Centre for Safe Medication Practice and Research, Department of Pharmacology and Pharmacy, Li Ka Shing Faculty of Medicine, The University of Hong Kong, Hong Kong.
Br J Clin Pharmacol. 2021 Mar;87(3):1043-1055. doi: 10.1111/bcp.14463. Epub 2020 Jul 23.
The aim of this study was to investigate the initial cardiovascular prescription patterns in patients after their first cardiovascular events, and to identify factors associated with cardiovascular polypharmacy.
This was a cross-sectional study including patients aged ≥ 45 years with the first record of coronary heart disease (CHD) or stroke between 2007 and 2016 using The Health Improvement Network database. This study investigated the patterns of cardiovascular drugs prescribed during the first 90 days after the first cardiovascular events. Logistic regression was used to examine the association between patients' baseline characteristics and cardiovascular polypharmacy (≥5 cardiovascular drugs).

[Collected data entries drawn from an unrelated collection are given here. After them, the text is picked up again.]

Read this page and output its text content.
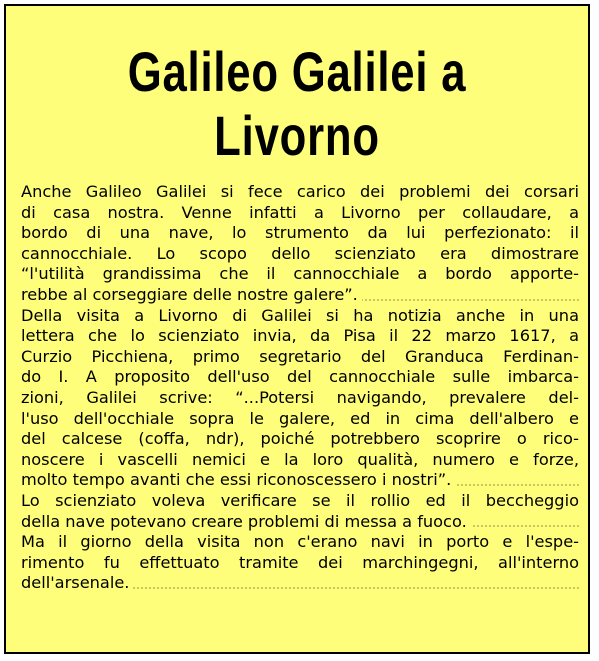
Galileo Galilei a Livorno
Anche Galileo Galilei si fece carico dei problemi dei corsari
di casa nostra. Venne infatti a Livorno per collaudare, a
bordo di una nave, lo strumento da lui perfezionato: il
cannocchiale. Lo scopo dello scienziato era dimostrare
“l'utilità grandissima che il cannocchiale a bordo apporte-
rebbe al corseggiare delle nostre galere”.
Della visita a Livorno di Galilei si ha notizia anche in una
lettera che lo scienziato invia, da Pisa il 22 marzo 1617, a
Curzio Picchiena, primo segretario del Granduca Ferdinan-
do I. A proposito dell'uso del cannocchiale sulle imbarca-
zioni, Galilei scrive: “...Potersi navigando, prevalere del-
l'uso dell'occhiale sopra le galere, ed in cima dell'albero e
del calcese (coffa, ndr), poiché potrebbero scoprire o rico-
noscere i vascelli nemici e la loro qualità, numero e forze,
molto tempo avanti che essi riconoscessero i nostri”.
Lo scienziato voleva verificare se il rollio ed il beccheggio
della nave potevano creare problemi di messa a fuoco.
Ma il giorno della visita non c'erano navi in porto e l'espe-
rimento fu effettuato tramite dei marchingegni, all'interno
dell'arsenale.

A total of 121,600 (59,843 CHD and 61,757 stroke) patients were included in the study. The mean age was 69.5 ± 11.9 years. The proportion of patients who were prescribed 0-1, 2-3, 4-5 drugs and ≥6 drugs were 11.0%, 29.8%, 38.6% and 20.5%, respectively. Factors associated with cardiovascular polypharmacy were sex (female: OR 0.74, 95% CI 0.72-0.76 vs male), age (75-84 years old: OR 0.50, 0.47-0.53 vs 45-54 years old), smoking status (current smoking: OR 1.29, 1.15-1.24 vs never), body mass index (obesity: OR 1.38, 1.34-1.43 vs normal), deprivation status (most deprived: OR 1.09, 1.04-1.14 vs least deprived) and Charlson comorbidity index (index ≥5: OR 1.25, 1.16-1.35 vs index 0).

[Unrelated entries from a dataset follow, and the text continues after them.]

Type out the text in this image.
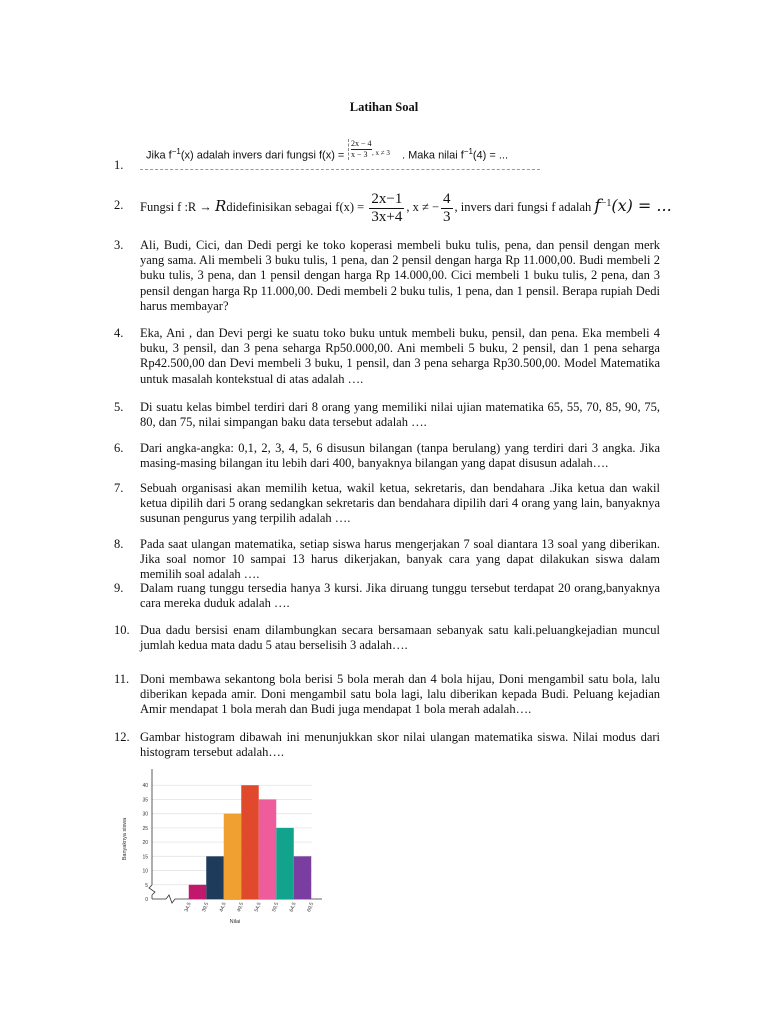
Latihan Soal
1.
Jika $f^{-1}(x)$ adalah invers dari fungsi $f(x) = \frac{2x - 4}{x - 3}$ , x ≠ 3 . Maka nilai $f^{-1}(4)$ = ...
2. Fungsi f :R → Rdidefinisikan sebagai $f(x) = \frac{2x-1}{3x+4}$ , x ≠ − $\frac{4}{3}$ , invers dari fungsi f adalah $f^{-1}(x)$ = ...
3.	Ali, Budi, Cici, dan Dedi pergi ke toko koperasi membeli buku tulis, pena, dan pensil dengan merk yang sama. Ali membeli 3 buku tulis, 1 pena, dan 2 pensil dengan harga Rp 11.000,00. Budi membeli 2 buku tulis, 3 pena, dan 1 pensil dengan harga Rp 14.000,00. Cici membeli 1 buku tulis, 2 pena, dan 3 pensil dengan harga Rp 11.000,00. Dedi membeli 2 buku tulis, 1 pena, dan 1 pensil. Berapa rupiah Dedi harus membayar?
4.	Eka, Ani , dan Devi pergi ke suatu toko buku untuk membeli buku, pensil, dan pena. Eka membeli 4 buku, 3 pensil, dan 3 pena seharga Rp50.000,00. Ani membeli 5 buku, 2 pensil, dan 1 pena seharga Rp42.500,00 dan Devi membeli 3 buku, 1 pensil, dan 3 pena seharga Rp30.500,00. Model Matematika untuk masalah kontekstual di atas adalah ….
5.	Di suatu kelas bimbel terdiri dari 8 orang yang memiliki nilai ujian matematika 65, 55, 70, 85, 90, 75, 80, dan 75, nilai simpangan baku data tersebut adalah ….
6.	Dari angka-angka: 0,1, 2, 3, 4, 5, 6 disusun bilangan (tanpa berulang) yang terdiri dari 3 angka. Jika masing-masing bilangan itu lebih dari 400, banyaknya bilangan yang dapat disusun adalah….
7.	Sebuah organisasi akan memilih ketua, wakil ketua, sekretaris, dan bendahara .Jika ketua dan wakil ketua dipilih dari 5 orang sedangkan sekretaris dan bendahara dipilih dari 4 orang yang lain, banyaknya susunan pengurus yang terpilih adalah ….
8.	Pada saat ulangan matematika, setiap siswa harus mengerjakan 7 soal diantara 13 soal yang diberikan. Jika soal nomor 10 sampai 13 harus dikerjakan, banyak cara yang dapat dilakukan siswa dalam memilih soal adalah ….
9.	Dalam ruang tunggu tersedia hanya 3 kursi. Jika diruang tunggu tersebut terdapat 20 orang,banyaknya cara mereka duduk adalah ….
10. Dua dadu bersisi enam dilambungkan secara bersamaan sebanyak satu kali.peluangkejadian muncul jumlah kedua mata dadu 5 atau berselisih 3 adalah….
11. Doni membawa sekantong bola berisi 5 bola merah dan 4 bola hijau, Doni mengambil satu bola, lalu diberikan kepada amir. Doni mengambil satu bola lagi, lalu diberikan kepada Budi. Peluang kejadian Amir mendapat 1 bola merah dan Budi juga mendapat 1 bola merah adalah….
12. Gambar histogram dibawah ini menunjukkan skor nilai ulangan matematika siswa. Nilai modus dari histogram tersebut adalah….
0
5
10
15
20
25
30
35
40
34,5 39,5 44,5 49,5 54,5 59,5 64,5 69,5
Nilai
Banyaknya siswa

Multiple cardiovascular drugs treatment was common in patients with CVD in the UK. High-risk factors of CVD were also associated with cardiovascular polypharmacy. Further studies are warranted to assess the impact of cardiovascular polypharmacy and its interaction on CVD recurrence and mortality.
本研究旨在调查首次发生心血管事件后患者的初始心血管药物处方模式,并确定与心血管多药联合治疗相关的因素。
这是一项横断面研究,使用健康改善网络数据库纳入了2007年至2016年间首次记录患有冠心病(CHD)或中风且年龄≥45岁的患者。本研究调查了首次心血管事件后前90天内开具的心血管药物模式。采用逻辑回归分析来检验患者基线特征与心血管多药联合治疗(≥5种心血管药物)之间的关联。
本研究共纳入121,600名患者(59,843例冠心病患者和61,757例中风患者)。平均年龄为69.5±11.9岁。开具0 - 1种、2 - 3种、4 - 5种和≥6种药物的患者比例分别为11.0%、29.8%、38.6%和20.5%。与心血管多药联合治疗相关的因素包括性别(女性:比值比0.74,95%置信区间0.72 - 0.76,男性对照)、年龄(75 - 84岁:比值比0.50,0.47 - 0.53,45 - 54岁对照)、吸烟状况(当前吸烟者:比值比1.29,1.15 - 1.24,从不吸烟者对照)、体重指数(肥胖:比值比1.38,1.34 - 1.43,正常对照)、贫困状况(最贫困:比值比1.09,1.04 - 1.14,最不贫困对照)以及查尔森合并症指数(指数≥5:比值比1.25,1.16 - 1.35,指数0对照)。
在英国,心血管疾病患者中多种心血管药物治疗很常见。心血管疾病的高危因素也与心血管多药联合治疗相关。有必要进一步开展研究以评估心血管多药联合治疗及其相互作用对心血管疾病复发和死亡率的影响。